74 Senatörün imzaladığı mektup ABD basınında yer bulmadığı gibi, Al Arabiya dışında hiçbir uluslararası yayın organında da yer almadı.
"Obama'yı azledecek sayıda Senatör" şişirmesiyle reklamı edilen mektubun yurtdışında ses getirmemesinin iki nedeni bulunuyor.
1- Gülenciler bu mektupla yurt dışında değil, yurt içinde algı yaratmaya çalışıyorlar. Dolayısıyla yurt dışında haber olması için bir uğraş vermiş gibi de gözükmüyorlar. Gülencilerin amacı bu tür faaliyetler ile Türkiye üzerindeki ABD baskısını artırmak.

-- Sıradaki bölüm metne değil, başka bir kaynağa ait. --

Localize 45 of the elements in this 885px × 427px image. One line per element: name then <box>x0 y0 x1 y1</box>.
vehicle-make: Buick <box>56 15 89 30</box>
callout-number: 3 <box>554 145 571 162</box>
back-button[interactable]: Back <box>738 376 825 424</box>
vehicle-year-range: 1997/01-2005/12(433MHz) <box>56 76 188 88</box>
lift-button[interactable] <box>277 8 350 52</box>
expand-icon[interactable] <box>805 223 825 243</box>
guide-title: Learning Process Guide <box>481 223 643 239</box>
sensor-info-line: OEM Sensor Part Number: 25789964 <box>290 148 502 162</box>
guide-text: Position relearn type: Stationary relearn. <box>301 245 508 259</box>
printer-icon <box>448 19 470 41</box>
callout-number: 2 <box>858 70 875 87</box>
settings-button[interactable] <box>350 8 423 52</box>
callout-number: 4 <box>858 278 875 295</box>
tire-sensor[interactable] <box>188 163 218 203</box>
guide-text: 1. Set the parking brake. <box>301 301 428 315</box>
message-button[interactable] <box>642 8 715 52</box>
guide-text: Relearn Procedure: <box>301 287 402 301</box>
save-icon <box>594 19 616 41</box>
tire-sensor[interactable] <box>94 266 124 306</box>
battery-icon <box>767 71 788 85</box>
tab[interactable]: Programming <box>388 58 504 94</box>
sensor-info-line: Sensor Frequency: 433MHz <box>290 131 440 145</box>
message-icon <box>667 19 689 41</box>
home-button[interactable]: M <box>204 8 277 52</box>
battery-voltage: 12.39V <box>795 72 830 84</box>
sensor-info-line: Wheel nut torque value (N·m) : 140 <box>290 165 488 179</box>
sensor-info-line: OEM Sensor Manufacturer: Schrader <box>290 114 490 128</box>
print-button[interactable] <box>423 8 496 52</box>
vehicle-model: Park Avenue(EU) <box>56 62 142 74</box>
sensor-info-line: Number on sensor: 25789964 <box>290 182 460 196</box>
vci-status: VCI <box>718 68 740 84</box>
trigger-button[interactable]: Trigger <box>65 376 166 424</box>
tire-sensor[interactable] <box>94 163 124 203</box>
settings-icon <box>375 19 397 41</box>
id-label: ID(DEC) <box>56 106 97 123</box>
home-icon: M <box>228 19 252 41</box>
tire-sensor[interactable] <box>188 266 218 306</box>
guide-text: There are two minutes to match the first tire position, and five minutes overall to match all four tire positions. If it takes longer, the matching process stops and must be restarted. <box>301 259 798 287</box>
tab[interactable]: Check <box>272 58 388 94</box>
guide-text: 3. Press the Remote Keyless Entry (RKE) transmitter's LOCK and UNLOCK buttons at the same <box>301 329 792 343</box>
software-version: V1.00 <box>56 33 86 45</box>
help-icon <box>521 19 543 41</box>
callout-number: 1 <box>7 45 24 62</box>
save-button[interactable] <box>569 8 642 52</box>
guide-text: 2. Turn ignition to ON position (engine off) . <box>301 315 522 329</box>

Bu yolla da iktidarın paralel yapıya karşı verdiği mücadelenin tonunu azaltmak, mümkünse tamamen sonlanmasını sağlamak.
2- Senato'dan çıkarılan bu mektup büyük ölçüde Gülen lobisinin işi olduğu için Kongre'de çeşitli yabancı lobilerle iniltili olan gazeteciler de bu mektubu görmemeyi tercih etti. Ayrıca Kerry'e basit bir çağrıdan öteye gitmeyen mektubun tartışmalı bir yanı da bulunmuyor. Ne yaptırım öneriyor, ne ikaz ediyor.
ABD dış politikasını yürütme belirlediği için Kongre'nin bu tür gürültülerinin çok fazla dikkat çekmesini de beklememek gerekiyordu zaten. (47 Senatör'ün İran'a yazdığı mektup ise ABD iç politikasıyla doğrudan ilgili bir konu olduğu için bu denli ilgi çekti.)
Senatörler satıldı mı ?
Tabii, Gülencilerin son 10 yılda ABD Kongresi'ne milyonlarca dolar aktardığını ve mektubun sponsorları ve imzacılarına da bağışlar yaptığını söylediğimizde, "Senatörler 30 bin dolara satın alınır mı?" tepkisi veriliyor.
Hiçbir Senatör 30 bin dolara satın alınmaz. Fakat o 30 bin dolar, o Senatör'ün ofisine girmenize, çalışanlarıyla bir araya gelmenize, etkinliklerinize çağırmanıza, yani Senatör'e "Türk-Amerikan toplumu" kisvesi altında lobi yapmanıza yeterlidir. Gülenciler bu Senatörlere sadece bağış değil, oy da vadediyorlar. Bu da her siyasetçi için çekici oluyor.
Düşünsenize sizi 10 kişi ziyaret ediyor ve kişiler güçlü bir iş adamları konfederasyonunu temsil ediyorlar ve size bir anda binlerce dolarlık bağış yapıyorlar. Bu iyi bir güç göstergesi.
Oyunu kuralına göre oynamayı beceren Gülencilerin en iyi başardığı şey herkesin bildiği gibi lobicilik.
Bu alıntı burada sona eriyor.